On 2 February 2017, an 18-year-old boy riding his bicycle was run over by a bus. The incident happened in Koppal, 380 km from Bengaluru.
The boy – Anwar Ali – lay on the road, bleeding profusely, for almost 30 minutes before he was rushed to a nearby hospital. In this duration, many people saw Anwar and, instead of helping him and taking him to a hospital, they clicked photographs of him bleeding using their mobile phones.
Anwar was finally rushed to a hospital, but it was too late; he succumbed to his injuries and passed away.
His brother told PTI, “No one came to his help, they were making videos and clicking pictures. If someone had cared, my brother could have been saved. More than 15 to 20 minutes were wasted there.”
A growing trend
Anwar’s is not a rare case. Only three days ago, students hit by a cab had to wait for hours before being taken to a hospital. Similarly, a 38-year-old police officer was trapped and bleeding under a police jeep, forced to fend for himself despite the photograph-clicking crowd around him. He later died; had it not been for the apathy of the bystanders he could have been saved.
Road safety in India
In a country where 16 people become victims of road accidents every hour, road safety is a primary issue.

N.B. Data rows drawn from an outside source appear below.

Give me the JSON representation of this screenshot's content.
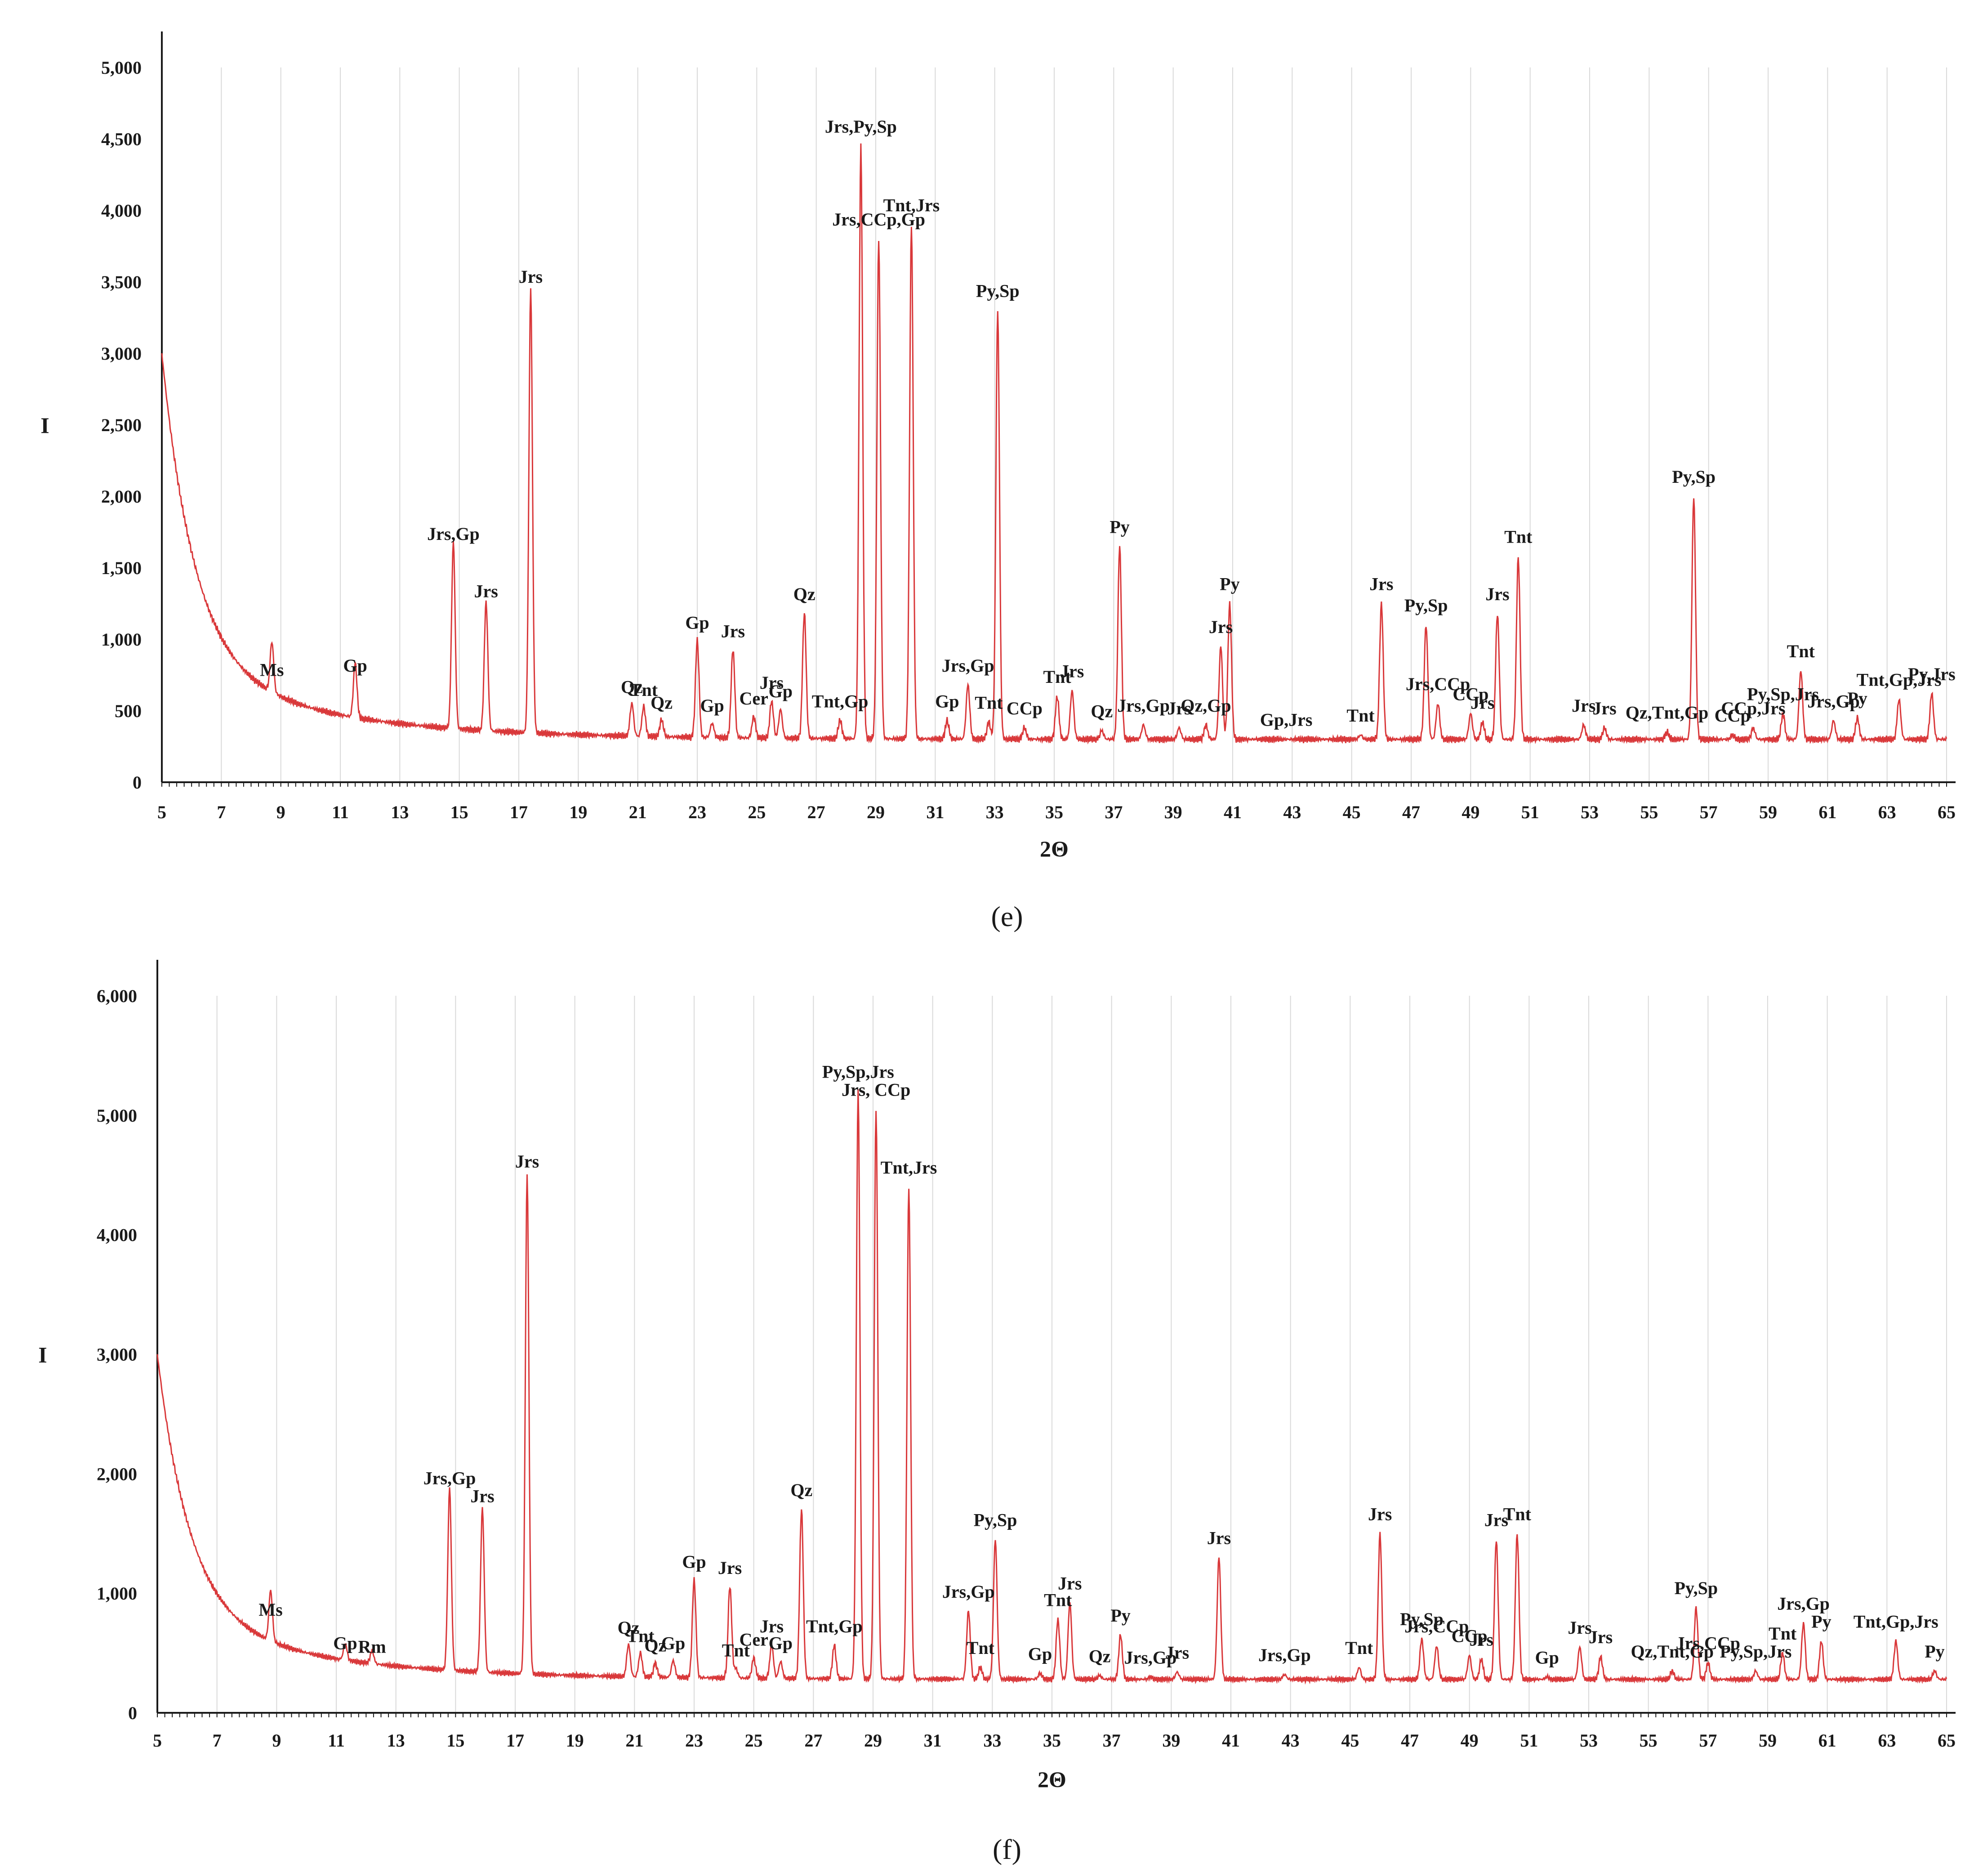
{
  "figure": {
    "panels": [
      {
        "caption": "(e)",
        "caption_letter": "e"
      },
      {
        "caption": "(f)",
        "caption_letter": "f"
      }
    ]
  },
  "colors": {
    "trace": "#d9383a",
    "axis": "#1a1a1a",
    "grid": "#d9d9d9"
  },
  "chart_data": [
    {
      "type": "line",
      "title": "",
      "caption": "(e)",
      "xlabel": "2Θ",
      "ylabel": "I",
      "xlim": [
        5,
        65
      ],
      "ylim": [
        0,
        5000
      ],
      "x_ticks": [
        5,
        7,
        9,
        11,
        13,
        15,
        17,
        19,
        21,
        23,
        25,
        27,
        29,
        31,
        33,
        35,
        37,
        39,
        41,
        43,
        45,
        47,
        49,
        51,
        53,
        55,
        57,
        59,
        61,
        63,
        65
      ],
      "y_ticks": [
        0,
        500,
        1000,
        1500,
        2000,
        2500,
        3000,
        3500,
        4000,
        4500,
        5000
      ],
      "y_tick_labels": [
        "0",
        "500",
        "1,000",
        "1,500",
        "2,000",
        "2,500",
        "3,000",
        "3,500",
        "4,000",
        "4,500",
        "5,000"
      ],
      "background": {
        "start": 3000,
        "tail": 300
      },
      "peaks": [
        {
          "x": 8.7,
          "y": 650,
          "label": "Ms"
        },
        {
          "x": 11.5,
          "y": 680,
          "label": "Gp"
        },
        {
          "x": 14.8,
          "y": 1600,
          "label": "Jrs,Gp"
        },
        {
          "x": 15.9,
          "y": 1200,
          "label": "Jrs"
        },
        {
          "x": 17.4,
          "y": 3400,
          "label": "Jrs"
        },
        {
          "x": 20.8,
          "y": 530,
          "label": "Qz"
        },
        {
          "x": 21.2,
          "y": 510,
          "label": "Tnt"
        },
        {
          "x": 21.8,
          "y": 420,
          "label": "Qz"
        },
        {
          "x": 23.0,
          "y": 980,
          "label": "Gp"
        },
        {
          "x": 23.5,
          "y": 400,
          "label": "Gp"
        },
        {
          "x": 24.2,
          "y": 920,
          "label": "Jrs"
        },
        {
          "x": 24.9,
          "y": 450,
          "label": "Cer"
        },
        {
          "x": 25.5,
          "y": 560,
          "label": "Jrs"
        },
        {
          "x": 25.8,
          "y": 500,
          "label": "Gp"
        },
        {
          "x": 26.6,
          "y": 1180,
          "label": "Qz"
        },
        {
          "x": 27.8,
          "y": 430,
          "label": "Tnt,Gp"
        },
        {
          "x": 28.5,
          "y": 4450,
          "label": "Jrs,Py,Sp"
        },
        {
          "x": 29.1,
          "y": 3800,
          "label": "Jrs,CCp,Gp"
        },
        {
          "x": 30.2,
          "y": 3900,
          "label": "Tnt,Jrs"
        },
        {
          "x": 31.4,
          "y": 430,
          "label": "Gp"
        },
        {
          "x": 32.1,
          "y": 680,
          "label": "Jrs,Gp"
        },
        {
          "x": 32.8,
          "y": 420,
          "label": "Tnt"
        },
        {
          "x": 33.1,
          "y": 3300,
          "label": "Py,Sp"
        },
        {
          "x": 34.0,
          "y": 380,
          "label": "CCp"
        },
        {
          "x": 35.1,
          "y": 600,
          "label": "Tnt"
        },
        {
          "x": 35.6,
          "y": 640,
          "label": "Jrs"
        },
        {
          "x": 36.6,
          "y": 360,
          "label": "Qz"
        },
        {
          "x": 37.2,
          "y": 1650,
          "label": "Py"
        },
        {
          "x": 38.0,
          "y": 400,
          "label": "Jrs,Gp"
        },
        {
          "x": 39.2,
          "y": 380,
          "label": "Jrs"
        },
        {
          "x": 40.1,
          "y": 400,
          "label": "Qz,Gp"
        },
        {
          "x": 40.6,
          "y": 950,
          "label": "Jrs"
        },
        {
          "x": 40.9,
          "y": 1250,
          "label": "Py"
        },
        {
          "x": 42.8,
          "y": 300,
          "label": "Gp,Jrs"
        },
        {
          "x": 45.3,
          "y": 330,
          "label": "Tnt"
        },
        {
          "x": 46.0,
          "y": 1250,
          "label": "Jrs"
        },
        {
          "x": 47.5,
          "y": 1100,
          "label": "Py,Sp"
        },
        {
          "x": 47.9,
          "y": 550,
          "label": "Jrs,CCp"
        },
        {
          "x": 49.0,
          "y": 480,
          "label": "CCp"
        },
        {
          "x": 49.4,
          "y": 420,
          "label": "Jrs"
        },
        {
          "x": 49.9,
          "y": 1180,
          "label": "Jrs"
        },
        {
          "x": 50.6,
          "y": 1580,
          "label": "Tnt"
        },
        {
          "x": 52.8,
          "y": 400,
          "label": "Jrs"
        },
        {
          "x": 53.5,
          "y": 380,
          "label": "Jrs"
        },
        {
          "x": 55.6,
          "y": 350,
          "label": "Qz,Tnt,Gp"
        },
        {
          "x": 56.5,
          "y": 2000,
          "label": "Py,Sp"
        },
        {
          "x": 57.8,
          "y": 330,
          "label": "CCp"
        },
        {
          "x": 58.5,
          "y": 380,
          "label": "CCp,Jrs"
        },
        {
          "x": 59.5,
          "y": 480,
          "label": "Py,Sp,Jrs"
        },
        {
          "x": 60.1,
          "y": 780,
          "label": "Tnt"
        },
        {
          "x": 61.2,
          "y": 430,
          "label": "Jrs,Gp"
        },
        {
          "x": 62.0,
          "y": 450,
          "label": "Py"
        },
        {
          "x": 63.4,
          "y": 580,
          "label": "Tnt,Gp,Jrs"
        },
        {
          "x": 64.5,
          "y": 620,
          "label": "Py,Jrs"
        }
      ]
    },
    {
      "type": "line",
      "title": "",
      "caption": "(f)",
      "xlabel": "2Θ",
      "ylabel": "I",
      "xlim": [
        5,
        65
      ],
      "ylim": [
        0,
        6000
      ],
      "x_ticks": [
        5,
        7,
        9,
        11,
        13,
        15,
        17,
        19,
        21,
        23,
        25,
        27,
        29,
        31,
        33,
        35,
        37,
        39,
        41,
        43,
        45,
        47,
        49,
        51,
        53,
        55,
        57,
        59,
        61,
        63,
        65
      ],
      "y_ticks": [
        0,
        1000,
        2000,
        3000,
        4000,
        5000,
        6000
      ],
      "y_tick_labels": [
        "0",
        "1,000",
        "2,000",
        "3,000",
        "4,000",
        "5,000",
        "6,000"
      ],
      "background": {
        "start": 3000,
        "tail": 280
      },
      "peaks": [
        {
          "x": 8.8,
          "y": 700,
          "label": "Ms"
        },
        {
          "x": 11.3,
          "y": 420,
          "label": "Gp"
        },
        {
          "x": 12.2,
          "y": 390,
          "label": "Rm"
        },
        {
          "x": 14.8,
          "y": 1800,
          "label": "Jrs,Gp"
        },
        {
          "x": 15.9,
          "y": 1650,
          "label": "Jrs"
        },
        {
          "x": 17.4,
          "y": 4450,
          "label": "Jrs"
        },
        {
          "x": 20.8,
          "y": 550,
          "label": "Qz"
        },
        {
          "x": 21.2,
          "y": 480,
          "label": "Tnt"
        },
        {
          "x": 21.7,
          "y": 400,
          "label": "Qz"
        },
        {
          "x": 22.3,
          "y": 420,
          "label": "Gp"
        },
        {
          "x": 23.0,
          "y": 1100,
          "label": "Gp"
        },
        {
          "x": 24.4,
          "y": 360,
          "label": "Tnt"
        },
        {
          "x": 24.2,
          "y": 1050,
          "label": "Jrs"
        },
        {
          "x": 25.0,
          "y": 450,
          "label": "Cer"
        },
        {
          "x": 25.6,
          "y": 560,
          "label": "Jrs"
        },
        {
          "x": 25.9,
          "y": 420,
          "label": "Gp"
        },
        {
          "x": 26.6,
          "y": 1700,
          "label": "Qz"
        },
        {
          "x": 27.7,
          "y": 560,
          "label": "Tnt,Gp"
        },
        {
          "x": 28.5,
          "y": 5200,
          "label": "Py,Sp,Jrs"
        },
        {
          "x": 29.1,
          "y": 5050,
          "label": "Jrs, CCp"
        },
        {
          "x": 30.2,
          "y": 4400,
          "label": "Tnt,Jrs"
        },
        {
          "x": 32.2,
          "y": 850,
          "label": "Jrs,Gp"
        },
        {
          "x": 32.6,
          "y": 380,
          "label": "Tnt"
        },
        {
          "x": 33.1,
          "y": 1450,
          "label": "Py,Sp"
        },
        {
          "x": 34.6,
          "y": 330,
          "label": "Gp"
        },
        {
          "x": 35.2,
          "y": 780,
          "label": "Tnt"
        },
        {
          "x": 35.6,
          "y": 920,
          "label": "Jrs"
        },
        {
          "x": 36.6,
          "y": 310,
          "label": "Qz"
        },
        {
          "x": 37.3,
          "y": 650,
          "label": "Py"
        },
        {
          "x": 38.3,
          "y": 300,
          "label": "Jrs,Gp"
        },
        {
          "x": 39.2,
          "y": 340,
          "label": "Jrs"
        },
        {
          "x": 40.6,
          "y": 1300,
          "label": "Jrs"
        },
        {
          "x": 42.8,
          "y": 320,
          "label": "Jrs,Gp"
        },
        {
          "x": 45.3,
          "y": 380,
          "label": "Tnt"
        },
        {
          "x": 46.0,
          "y": 1500,
          "label": "Jrs"
        },
        {
          "x": 47.4,
          "y": 620,
          "label": "Py,Sp"
        },
        {
          "x": 47.9,
          "y": 560,
          "label": "Jrs,CCp"
        },
        {
          "x": 49.0,
          "y": 480,
          "label": "CCp"
        },
        {
          "x": 49.4,
          "y": 450,
          "label": "Jrs"
        },
        {
          "x": 49.9,
          "y": 1450,
          "label": "Jrs"
        },
        {
          "x": 50.6,
          "y": 1500,
          "label": "Tnt"
        },
        {
          "x": 51.6,
          "y": 300,
          "label": "Gp"
        },
        {
          "x": 52.7,
          "y": 550,
          "label": "Jrs"
        },
        {
          "x": 53.4,
          "y": 470,
          "label": "Jrs"
        },
        {
          "x": 55.8,
          "y": 350,
          "label": "Qz,Tnt,Gp"
        },
        {
          "x": 56.6,
          "y": 880,
          "label": "Py,Sp"
        },
        {
          "x": 57.0,
          "y": 420,
          "label": "Jrs,CCp"
        },
        {
          "x": 58.6,
          "y": 350,
          "label": "Py,Sp,Jrs"
        },
        {
          "x": 59.5,
          "y": 500,
          "label": "Tnt"
        },
        {
          "x": 60.2,
          "y": 750,
          "label": "Jrs,Gp"
        },
        {
          "x": 60.8,
          "y": 600,
          "label": "Py"
        },
        {
          "x": 63.3,
          "y": 600,
          "label": "Tnt,Gp,Jrs"
        },
        {
          "x": 64.6,
          "y": 350,
          "label": "Py"
        }
      ]
    }
  ]
}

In 2010, the World Health Organisation estimated that India has the highest number of road accident deaths in the world.
Some studies show that 80 percent of the road accident victims could be saved if medical treatment is made available within one hour of the accident. There are still certain apprehensions that prevent people from helping the hapless victims, and the biggest deterrent is the fear of being questioned by the police and hospital staff.
The Bystander Effect
When a road accident happens, the hour immediately after the accident is called the ‘golden hour’. This hour is very crucial to saving the lives of the victims.
Pedestrians and bystanders come into the scene now. The responsibility falls on them, as dutiful citizens, to help the accident victim. But many times we see that people don’t come to the aid of the victim; they either choose to ignore and walk away or they just stand still and watch what happens next. This is a phenomenon known as the Bystander Effect.
The Bystander Effect, or Bystander Apathy, is a social psychological phenomenon where people do not offer any help to a victim because they assume someone else will do it. The greater the number of people standing around, the less likely that any of them will help.
In times of calamity, the help of fellow-humans acts as a beacon of light. Stories of strangers helping a person involved in an accident move and inspire us all. For this to happen we need to act; we need to train our minds to beat the Bystander Effect.
Good Samaritan laws
In March 2016, the Supreme Court gave its approval to the central government’s notification that provides protection to the Good Samaritans – or the people who help victims of road accidents by taking them to a hospital or reporting about the incident.
The law will now ensure that reporting a road accident to police or taking a victim to the hospital will no longer be a harrowing experience for Good Samaritans.
The Logical Indian take
Why have we become so narcissistic that getting likes on social media has become more important than saving someone’s life? Let us be more aware of our responsibilities as conscious bystanders. It is a matter of life and simply clicking pictures and videos and sharing it on social media does no good. We should be more sympathetic and show concern.
It is not just the law but our collective efforts that will bring a change in society. Also, Police need to create more awareness about Good Samaritan Law and how it protects those who save road accident victims.
We at The Logical Indian with the help of our community members and SaveLife Foundation (SLF) have been trying to create awareness about the Good Samaritan Law and Road Safety Law. Every citizen of our country must be aware of this law and it can only be done with the help of yours.